Andrew Winokur, MD, PhD; Nicholas A. DeMartinis III, MD; Daniel P. McNally, MD; Ellen M. Gary, BSN; Jennifer L. Cormier, MS; and Keith A. Gary, PhD
Background: Sleep complaints are common in
patients with major depressive disorder (MDD). Both MDD and
antidepressant drugs characteristically alter objective sleep
measures. This study compares the effects of mirtazapine and
fluoxetine on sleep continuity measures in DSM-IV MDD patients
with insomnia.
Method: Patients (N = 19) received initial
baseline polysomnography evaluations over 2 consecutive nights.
Subjects were randomly assigned to either fluoxetine (20-40
mg/day) or mirtazapine (15-45 mg/day) treatment for an 8-week,
double-blind, double-dummy treatment trial. Single-night
polysomnograms were conducted at weeks 1, 2, and 8, with
depression ratings assessed at baseline and weeks 1, 2, 3, 4, 6,
and 8. Statistical analysis was performed by repeated-measures
analysis of variance followed by Dunnet's post hoc analyses.
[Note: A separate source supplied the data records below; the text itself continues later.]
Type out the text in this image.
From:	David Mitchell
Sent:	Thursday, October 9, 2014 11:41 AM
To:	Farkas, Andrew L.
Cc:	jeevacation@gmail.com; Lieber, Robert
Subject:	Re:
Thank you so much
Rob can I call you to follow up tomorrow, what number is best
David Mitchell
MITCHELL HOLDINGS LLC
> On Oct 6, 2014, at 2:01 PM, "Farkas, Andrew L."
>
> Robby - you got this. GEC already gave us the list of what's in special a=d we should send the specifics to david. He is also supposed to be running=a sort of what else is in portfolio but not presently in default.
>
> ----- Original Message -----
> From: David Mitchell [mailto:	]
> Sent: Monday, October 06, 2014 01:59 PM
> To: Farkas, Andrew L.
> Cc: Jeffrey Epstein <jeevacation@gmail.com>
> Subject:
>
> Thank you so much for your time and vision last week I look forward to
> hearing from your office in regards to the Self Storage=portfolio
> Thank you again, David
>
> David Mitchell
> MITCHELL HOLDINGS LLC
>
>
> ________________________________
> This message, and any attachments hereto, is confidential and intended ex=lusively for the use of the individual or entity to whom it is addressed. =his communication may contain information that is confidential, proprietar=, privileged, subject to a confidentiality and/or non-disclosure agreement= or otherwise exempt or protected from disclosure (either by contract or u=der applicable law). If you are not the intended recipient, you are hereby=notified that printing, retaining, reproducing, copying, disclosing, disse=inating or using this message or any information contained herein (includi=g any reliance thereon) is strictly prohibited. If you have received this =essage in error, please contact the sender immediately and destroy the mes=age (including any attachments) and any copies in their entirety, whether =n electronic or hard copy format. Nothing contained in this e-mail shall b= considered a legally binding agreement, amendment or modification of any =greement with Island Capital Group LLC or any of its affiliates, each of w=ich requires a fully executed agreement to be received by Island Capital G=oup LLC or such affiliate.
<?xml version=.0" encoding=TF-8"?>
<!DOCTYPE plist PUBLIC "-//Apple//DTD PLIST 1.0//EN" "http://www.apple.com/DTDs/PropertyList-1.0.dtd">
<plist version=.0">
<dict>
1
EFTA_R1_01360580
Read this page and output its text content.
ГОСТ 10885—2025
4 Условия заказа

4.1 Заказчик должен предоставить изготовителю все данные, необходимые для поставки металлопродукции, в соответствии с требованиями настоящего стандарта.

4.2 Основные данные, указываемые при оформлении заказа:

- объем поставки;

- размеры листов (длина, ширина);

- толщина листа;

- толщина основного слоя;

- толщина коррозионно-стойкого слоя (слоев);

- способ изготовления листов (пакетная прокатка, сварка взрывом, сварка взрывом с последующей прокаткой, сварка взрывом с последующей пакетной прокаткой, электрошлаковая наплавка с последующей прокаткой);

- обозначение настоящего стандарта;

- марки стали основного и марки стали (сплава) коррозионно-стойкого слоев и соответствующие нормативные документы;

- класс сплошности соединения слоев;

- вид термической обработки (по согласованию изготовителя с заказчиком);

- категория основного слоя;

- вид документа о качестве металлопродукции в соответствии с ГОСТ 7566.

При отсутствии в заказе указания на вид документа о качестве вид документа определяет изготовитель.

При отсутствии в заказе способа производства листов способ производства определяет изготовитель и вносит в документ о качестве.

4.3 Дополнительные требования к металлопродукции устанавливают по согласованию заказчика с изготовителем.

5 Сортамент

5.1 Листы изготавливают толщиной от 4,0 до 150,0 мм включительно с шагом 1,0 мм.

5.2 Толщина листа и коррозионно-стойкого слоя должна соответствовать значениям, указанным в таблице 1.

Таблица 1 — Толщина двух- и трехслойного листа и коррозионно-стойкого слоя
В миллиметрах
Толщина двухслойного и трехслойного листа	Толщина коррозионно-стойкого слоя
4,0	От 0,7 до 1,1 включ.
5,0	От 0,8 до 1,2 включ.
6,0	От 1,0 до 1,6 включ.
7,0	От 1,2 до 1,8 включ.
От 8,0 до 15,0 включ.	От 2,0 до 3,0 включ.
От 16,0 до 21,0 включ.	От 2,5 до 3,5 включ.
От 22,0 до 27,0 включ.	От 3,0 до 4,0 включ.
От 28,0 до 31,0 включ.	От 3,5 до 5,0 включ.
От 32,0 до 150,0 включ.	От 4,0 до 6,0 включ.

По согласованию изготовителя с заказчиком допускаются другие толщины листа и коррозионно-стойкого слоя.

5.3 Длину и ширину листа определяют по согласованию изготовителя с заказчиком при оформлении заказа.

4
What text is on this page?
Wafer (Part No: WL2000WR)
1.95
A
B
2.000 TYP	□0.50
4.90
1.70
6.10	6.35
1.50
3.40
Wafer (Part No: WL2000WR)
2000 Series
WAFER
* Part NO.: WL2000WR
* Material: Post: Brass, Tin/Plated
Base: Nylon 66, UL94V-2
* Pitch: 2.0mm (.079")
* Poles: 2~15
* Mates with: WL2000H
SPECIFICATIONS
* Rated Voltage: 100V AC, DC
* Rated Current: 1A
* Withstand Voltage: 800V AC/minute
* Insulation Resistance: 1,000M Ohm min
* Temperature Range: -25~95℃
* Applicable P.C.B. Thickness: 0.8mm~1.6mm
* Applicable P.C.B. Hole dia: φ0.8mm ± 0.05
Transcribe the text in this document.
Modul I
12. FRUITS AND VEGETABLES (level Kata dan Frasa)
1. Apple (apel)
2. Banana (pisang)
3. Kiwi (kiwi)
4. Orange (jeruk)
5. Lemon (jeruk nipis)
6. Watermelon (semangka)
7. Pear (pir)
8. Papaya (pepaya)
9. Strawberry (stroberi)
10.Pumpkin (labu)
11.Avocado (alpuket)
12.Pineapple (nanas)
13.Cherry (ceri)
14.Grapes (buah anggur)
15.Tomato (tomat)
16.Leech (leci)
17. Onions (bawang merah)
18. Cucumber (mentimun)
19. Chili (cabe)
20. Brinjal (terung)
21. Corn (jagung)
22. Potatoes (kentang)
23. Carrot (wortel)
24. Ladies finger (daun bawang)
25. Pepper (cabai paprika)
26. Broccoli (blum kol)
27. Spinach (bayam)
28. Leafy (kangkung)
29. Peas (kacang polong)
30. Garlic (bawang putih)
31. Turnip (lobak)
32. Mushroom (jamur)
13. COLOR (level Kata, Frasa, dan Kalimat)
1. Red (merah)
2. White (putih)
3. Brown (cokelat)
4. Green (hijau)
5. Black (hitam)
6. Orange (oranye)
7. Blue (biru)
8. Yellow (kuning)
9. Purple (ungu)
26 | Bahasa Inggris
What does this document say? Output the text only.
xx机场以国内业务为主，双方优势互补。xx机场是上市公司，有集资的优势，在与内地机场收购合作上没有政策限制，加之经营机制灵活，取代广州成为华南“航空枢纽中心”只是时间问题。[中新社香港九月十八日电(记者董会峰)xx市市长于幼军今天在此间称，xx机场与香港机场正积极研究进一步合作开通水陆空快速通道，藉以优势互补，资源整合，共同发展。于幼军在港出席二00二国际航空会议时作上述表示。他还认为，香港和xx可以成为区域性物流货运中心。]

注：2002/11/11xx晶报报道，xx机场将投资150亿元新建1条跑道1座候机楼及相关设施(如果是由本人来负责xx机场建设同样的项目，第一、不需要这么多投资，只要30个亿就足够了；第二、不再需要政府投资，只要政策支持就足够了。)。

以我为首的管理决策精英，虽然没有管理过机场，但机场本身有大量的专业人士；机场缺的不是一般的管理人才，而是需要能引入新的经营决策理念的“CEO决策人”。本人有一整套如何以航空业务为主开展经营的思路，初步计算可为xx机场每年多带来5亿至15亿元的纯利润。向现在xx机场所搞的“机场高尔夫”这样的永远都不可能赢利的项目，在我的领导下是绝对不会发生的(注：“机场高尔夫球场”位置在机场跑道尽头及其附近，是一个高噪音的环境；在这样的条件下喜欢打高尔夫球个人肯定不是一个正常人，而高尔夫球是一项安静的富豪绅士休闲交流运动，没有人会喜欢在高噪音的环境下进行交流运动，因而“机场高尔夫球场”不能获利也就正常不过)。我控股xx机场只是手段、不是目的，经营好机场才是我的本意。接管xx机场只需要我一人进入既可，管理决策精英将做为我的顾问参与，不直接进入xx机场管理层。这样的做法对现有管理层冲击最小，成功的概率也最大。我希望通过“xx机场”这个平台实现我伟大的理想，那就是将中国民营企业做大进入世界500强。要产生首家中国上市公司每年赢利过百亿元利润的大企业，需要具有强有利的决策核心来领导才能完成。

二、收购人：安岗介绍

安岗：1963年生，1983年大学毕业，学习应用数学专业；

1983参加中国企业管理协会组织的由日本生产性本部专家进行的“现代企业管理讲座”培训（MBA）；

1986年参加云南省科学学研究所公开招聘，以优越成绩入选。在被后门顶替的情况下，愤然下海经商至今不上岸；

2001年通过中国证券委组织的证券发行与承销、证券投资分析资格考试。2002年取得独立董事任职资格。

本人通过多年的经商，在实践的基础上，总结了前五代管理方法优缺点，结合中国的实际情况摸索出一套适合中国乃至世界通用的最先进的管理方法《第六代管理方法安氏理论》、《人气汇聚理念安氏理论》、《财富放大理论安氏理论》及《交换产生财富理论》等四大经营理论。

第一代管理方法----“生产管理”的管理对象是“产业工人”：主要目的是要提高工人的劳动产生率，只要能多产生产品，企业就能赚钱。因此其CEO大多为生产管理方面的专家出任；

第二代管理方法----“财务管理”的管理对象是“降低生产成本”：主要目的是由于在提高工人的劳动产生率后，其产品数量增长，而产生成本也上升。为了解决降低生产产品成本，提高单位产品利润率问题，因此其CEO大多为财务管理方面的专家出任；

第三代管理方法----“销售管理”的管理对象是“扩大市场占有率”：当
Results: Patients receiving mirtazapine (N = 8)
had significant improvement in objective sleep physiology
measures at 8 weeks. Improvements in sleep latency, sleep
efficiency, and wake after sleep onset were significant after
only 2 weeks of mirtazapine treatment. No significant changes in
sleep continuity measures were observed in the fluoxetine group
(N = 11). Both groups improved clinically in mood and subjective
sleep measures from baseline, with no differences between groups.
Conclusion: These data demonstrate the
differential effects of mirtazapine and fluoxetine, with
significant improvement in favor of mirtazapine, on objective
sleep parameters in MDD patients with insomnia.